India has developed a Small Satellite launch vehicle for the lucrative global market

ISRO Chairman S Somnath informed that the space agency plans to design and build reusable rockets for the global market

India plans to develop reusable rockets for the world, government officials informed on Monday. The agency will design and build new reusable rockets for the global markets in order to cut the cost of launching satellites.

"All of us want launches to be much cheaper than what we do today," Secretary in the Department of Space and Chairman of Indian Space Research Organisation (ISRO) S Somanath said.

The agency chief while addressing the seventh 'Bengaluru Space Expo 2022' noted that currently, it takes $10,000 to $ 15000 to put a one-kg payload into orbit. "We have to bring it down to USD 5,000 or even USD 1,000 per kg. The only way to do that is to make the rocket reusable. Today in India we don't have reusable technology yet in launch vehicles (rockets)," he said.

"So, the idea is the next rocket that we are going to build after GSLV Mk III should be a reusable rocket," he added

The agency Chairman informed that they are working on various technologies including Inflatable Aerodynamic Decelerator (IAD) which was demonstrated last week.

“We will have to have a retro-propulsion to land it (rocket back on earth)," he said.

Somnath also informed that the idea of a reusable rocket will be a combination of the current technologies and assistance from the industry, start-ups and the agency's commercial arm NewSpace India Limited (NSIL) will also be taken.

"This is the idea and we are working on that idea. That idea cannot be ISRO's alone. It has to be an industry's idea. So, we will have to work with them in designing a new rocket, not only designing it, engineering it, manufacturing it and launching it as a commercial product and operating it in a commercial manner," he said.

“So, it's a big shift from what we do today. I would like to see this (proposal) take shape in the next few months.

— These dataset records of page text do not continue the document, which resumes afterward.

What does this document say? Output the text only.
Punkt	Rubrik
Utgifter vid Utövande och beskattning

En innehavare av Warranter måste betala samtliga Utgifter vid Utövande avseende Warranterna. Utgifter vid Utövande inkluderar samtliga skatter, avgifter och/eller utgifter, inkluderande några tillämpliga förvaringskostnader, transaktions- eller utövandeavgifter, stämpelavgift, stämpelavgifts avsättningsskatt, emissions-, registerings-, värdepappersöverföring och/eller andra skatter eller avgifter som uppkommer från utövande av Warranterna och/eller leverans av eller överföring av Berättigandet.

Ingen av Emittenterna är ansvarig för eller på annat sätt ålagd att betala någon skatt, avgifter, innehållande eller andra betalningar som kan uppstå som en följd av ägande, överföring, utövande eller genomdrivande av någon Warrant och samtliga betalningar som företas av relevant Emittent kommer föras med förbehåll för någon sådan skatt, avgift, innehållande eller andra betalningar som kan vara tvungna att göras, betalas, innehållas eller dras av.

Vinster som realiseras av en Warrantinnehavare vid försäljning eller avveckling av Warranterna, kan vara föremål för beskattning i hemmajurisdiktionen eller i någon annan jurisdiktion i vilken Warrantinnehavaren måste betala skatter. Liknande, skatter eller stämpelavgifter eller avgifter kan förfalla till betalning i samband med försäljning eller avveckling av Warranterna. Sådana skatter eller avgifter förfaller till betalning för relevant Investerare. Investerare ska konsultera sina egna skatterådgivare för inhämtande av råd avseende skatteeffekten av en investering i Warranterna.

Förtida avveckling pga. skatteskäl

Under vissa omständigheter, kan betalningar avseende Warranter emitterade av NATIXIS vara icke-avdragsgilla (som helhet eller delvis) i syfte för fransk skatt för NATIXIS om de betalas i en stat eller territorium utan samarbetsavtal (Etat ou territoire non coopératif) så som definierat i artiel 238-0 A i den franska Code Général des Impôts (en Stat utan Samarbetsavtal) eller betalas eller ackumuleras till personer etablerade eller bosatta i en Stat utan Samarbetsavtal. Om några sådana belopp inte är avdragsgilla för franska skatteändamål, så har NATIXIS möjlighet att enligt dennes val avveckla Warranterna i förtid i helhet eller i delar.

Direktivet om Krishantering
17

We would like to see such a rocket, a rocket which will be competitive-enough, a rocket that will be cost-conscious, production-friendly which will be built in India but operated globally for the services of the space sector," the chairman said.

The technology is expected in the next few years as the agency is also calculating the retirement of working launch vehicles.

"This should happen in the next few years so that we can retire all those operating launch vehicles (in India) at an appropriate time," he said.